What’s happened here is that Google Maps usage has become so ubiquitous, so relied upon — especially on mobile — that any change will be seen as a downgrade.
There’s no question that Google Maps is the best online map product out there at the moment. There’s no question that switching from Google Maps will result in a downgraded mapping experience, no matter how hard anyone tries. But that’s not to say they’re flawless, or that their competitors can never beat them at one location or another.
I’ve been covering Google Maps since its launch in 2005. It’s come a long way since then. It’s gotten a lot better in that time, but it too has had its growing pains, especially when it switched its mapping data providers: first from Navteq to Tele Atlas, then to its own mapping solution, which at the outset was a significant downgrade — sound familiar?
Frankly, a lot of the glitches pointed out here have been found on Google Maps at some point, including the warped bridges, misplaced points of interest, and so forth. If you can’t find similar problems in every map platform, you’re not looking hard enough.
There will be glitches, and errors, and missing data in Apple’s maps for years to come. I know this will be the case because that’s what happened with Google. They started out small, and added features, and added countries, and eventually got good.
The difference this time is that there’s already a Google, with all that good stuff that Apple can’t match yet. Google didn’t have to worry about that kind of competition (MapQuest didn’t even have satellite imagery!).

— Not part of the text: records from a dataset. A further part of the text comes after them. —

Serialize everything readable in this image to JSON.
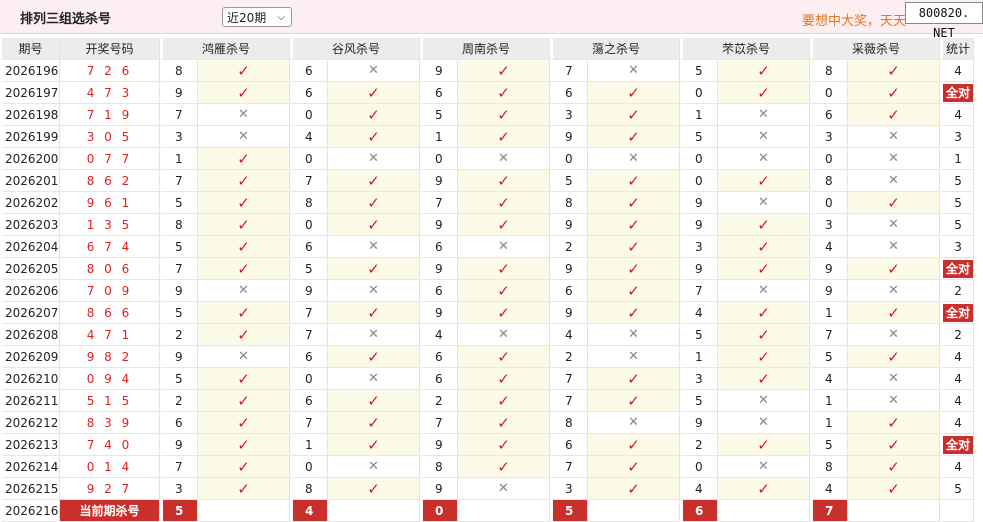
{
  "header": {
    "title": "排列三组选杀号",
    "period": "近20期",
    "slogan": "要想中大奖，天天",
    "watermark": "800820. NET"
  },
  "columns": {
    "issue": "期号",
    "nums": "开奖号码",
    "stat": "统计",
    "methods": [
      "鸿雁杀号",
      "谷风杀号",
      "周南杀号",
      "蕩之杀号",
      "芣苡杀号",
      "采薇杀号"
    ]
  },
  "rows": [
    {
      "issue": "2026196",
      "nums": "7 2 6",
      "k": [
        [
          "8",
          1
        ],
        [
          "6",
          0
        ],
        [
          "9",
          1
        ],
        [
          "7",
          0
        ],
        [
          "5",
          1
        ],
        [
          "8",
          1
        ]
      ],
      "stat": "4"
    },
    {
      "issue": "2026197",
      "nums": "4 7 3",
      "k": [
        [
          "9",
          1
        ],
        [
          "6",
          1
        ],
        [
          "6",
          1
        ],
        [
          "6",
          1
        ],
        [
          "0",
          1
        ],
        [
          "0",
          1
        ]
      ],
      "stat": "全对"
    },
    {
      "issue": "2026198",
      "nums": "7 1 9",
      "k": [
        [
          "7",
          0
        ],
        [
          "0",
          1
        ],
        [
          "5",
          1
        ],
        [
          "3",
          1
        ],
        [
          "1",
          0
        ],
        [
          "6",
          1
        ]
      ],
      "stat": "4"
    },
    {
      "issue": "2026199",
      "nums": "3 0 5",
      "k": [
        [
          "3",
          0
        ],
        [
          "4",
          1
        ],
        [
          "1",
          1
        ],
        [
          "9",
          1
        ],
        [
          "5",
          0
        ],
        [
          "3",
          0
        ]
      ],
      "stat": "3"
    },
    {
      "issue": "2026200",
      "nums": "0 7 7",
      "k": [
        [
          "1",
          1
        ],
        [
          "0",
          0
        ],
        [
          "0",
          0
        ],
        [
          "0",
          0
        ],
        [
          "0",
          0
        ],
        [
          "0",
          0
        ]
      ],
      "stat": "1"
    },
    {
      "issue": "2026201",
      "nums": "8 6 2",
      "k": [
        [
          "7",
          1
        ],
        [
          "7",
          1
        ],
        [
          "9",
          1
        ],
        [
          "5",
          1
        ],
        [
          "0",
          1
        ],
        [
          "8",
          0
        ]
      ],
      "stat": "5"
    },
    {
      "issue": "2026202",
      "nums": "9 6 1",
      "k": [
        [
          "5",
          1
        ],
        [
          "8",
          1
        ],
        [
          "7",
          1
        ],
        [
          "8",
          1
        ],
        [
          "9",
          0
        ],
        [
          "0",
          1
        ]
      ],
      "stat": "5"
    },
    {
      "issue": "2026203",
      "nums": "1 3 5",
      "k": [
        [
          "8",
          1
        ],
        [
          "0",
          1
        ],
        [
          "9",
          1
        ],
        [
          "9",
          1
        ],
        [
          "9",
          1
        ],
        [
          "3",
          0
        ]
      ],
      "stat": "5"
    },
    {
      "issue": "2026204",
      "nums": "6 7 4",
      "k": [
        [
          "5",
          1
        ],
        [
          "6",
          0
        ],
        [
          "6",
          0
        ],
        [
          "2",
          1
        ],
        [
          "3",
          1
        ],
        [
          "4",
          0
        ]
      ],
      "stat": "3"
    },
    {
      "issue": "2026205",
      "nums": "8 0 6",
      "k": [
        [
          "7",
          1
        ],
        [
          "5",
          1
        ],
        [
          "9",
          1
        ],
        [
          "9",
          1
        ],
        [
          "9",
          1
        ],
        [
          "9",
          1
        ]
      ],
      "stat": "全对"
    },
    {
      "issue": "2026206",
      "nums": "7 0 9",
      "k": [
        [
          "9",
          0
        ],
        [
          "9",
          0
        ],
        [
          "6",
          1
        ],
        [
          "6",
          1
        ],
        [
          "7",
          0
        ],
        [
          "9",
          0
        ]
      ],
      "stat": "2"
    },
    {
      "issue": "2026207",
      "nums": "8 6 6",
      "k": [
        [
          "5",
          1
        ],
        [
          "7",
          1
        ],
        [
          "9",
          1
        ],
        [
          "9",
          1
        ],
        [
          "4",
          1
        ],
        [
          "1",
          1
        ]
      ],
      "stat": "全对"
    },
    {
      "issue": "2026208",
      "nums": "4 7 1",
      "k": [
        [
          "2",
          1
        ],
        [
          "7",
          0
        ],
        [
          "4",
          0
        ],
        [
          "4",
          0
        ],
        [
          "5",
          1
        ],
        [
          "7",
          0
        ]
      ],
      "stat": "2"
    },
    {
      "issue": "2026209",
      "nums": "9 8 2",
      "k": [
        [
          "9",
          0
        ],
        [
          "6",
          1
        ],
        [
          "6",
          1
        ],
        [
          "2",
          0
        ],
        [
          "1",
          1
        ],
        [
          "5",
          1
        ]
      ],
      "stat": "4"
    },
    {
      "issue": "2026210",
      "nums": "0 9 4",
      "k": [
        [
          "5",
          1
        ],
        [
          "0",
          0
        ],
        [
          "6",
          1
        ],
        [
          "7",
          1
        ],
        [
          "3",
          1
        ],
        [
          "4",
          0
        ]
      ],
      "stat": "4"
    },
    {
      "issue": "2026211",
      "nums": "5 1 5",
      "k": [
        [
          "2",
          1
        ],
        [
          "6",
          1
        ],
        [
          "2",
          1
        ],
        [
          "7",
          1
        ],
        [
          "5",
          0
        ],
        [
          "1",
          0
        ]
      ],
      "stat": "4"
    },
    {
      "issue": "2026212",
      "nums": "8 3 9",
      "k": [
        [
          "6",
          1
        ],
        [
          "7",
          1
        ],
        [
          "7",
          1
        ],
        [
          "8",
          0
        ],
        [
          "9",
          0
        ],
        [
          "1",
          1
        ]
      ],
      "stat": "4"
    },
    {
      "issue": "2026213",
      "nums": "7 4 0",
      "k": [
        [
          "9",
          1
        ],
        [
          "1",
          1
        ],
        [
          "9",
          1
        ],
        [
          "6",
          1
        ],
        [
          "2",
          1
        ],
        [
          "5",
          1
        ]
      ],
      "stat": "全对"
    },
    {
      "issue": "2026214",
      "nums": "0 1 4",
      "k": [
        [
          "7",
          1
        ],
        [
          "0",
          0
        ],
        [
          "8",
          1
        ],
        [
          "7",
          1
        ],
        [
          "0",
          0
        ],
        [
          "8",
          1
        ]
      ],
      "stat": "4"
    },
    {
      "issue": "2026215",
      "nums": "9 2 7",
      "k": [
        [
          "3",
          1
        ],
        [
          "8",
          1
        ],
        [
          "9",
          0
        ],
        [
          "3",
          1
        ],
        [
          "4",
          1
        ],
        [
          "4",
          1
        ]
      ],
      "stat": "5"
    }
  ],
  "current": {
    "issue": "2026216",
    "label": "当前期杀号",
    "k": [
      "5",
      "4",
      "0",
      "5",
      "6",
      "7"
    ]
  },
  "symbols": {
    "ok": "✓",
    "no": "✕"
  }
}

Bottom line: Apple’s maps are going to suck for a while, folks. Some of you will be able to use them without much trouble; others will find them impossible, in which case you should probably look into an alternative. You could use the Google Maps website until Google gets around to releasing its own Maps app. There are also plenty of third-party map and navigation applications that make use of Bing, OpenStreetMap, or other mapping data.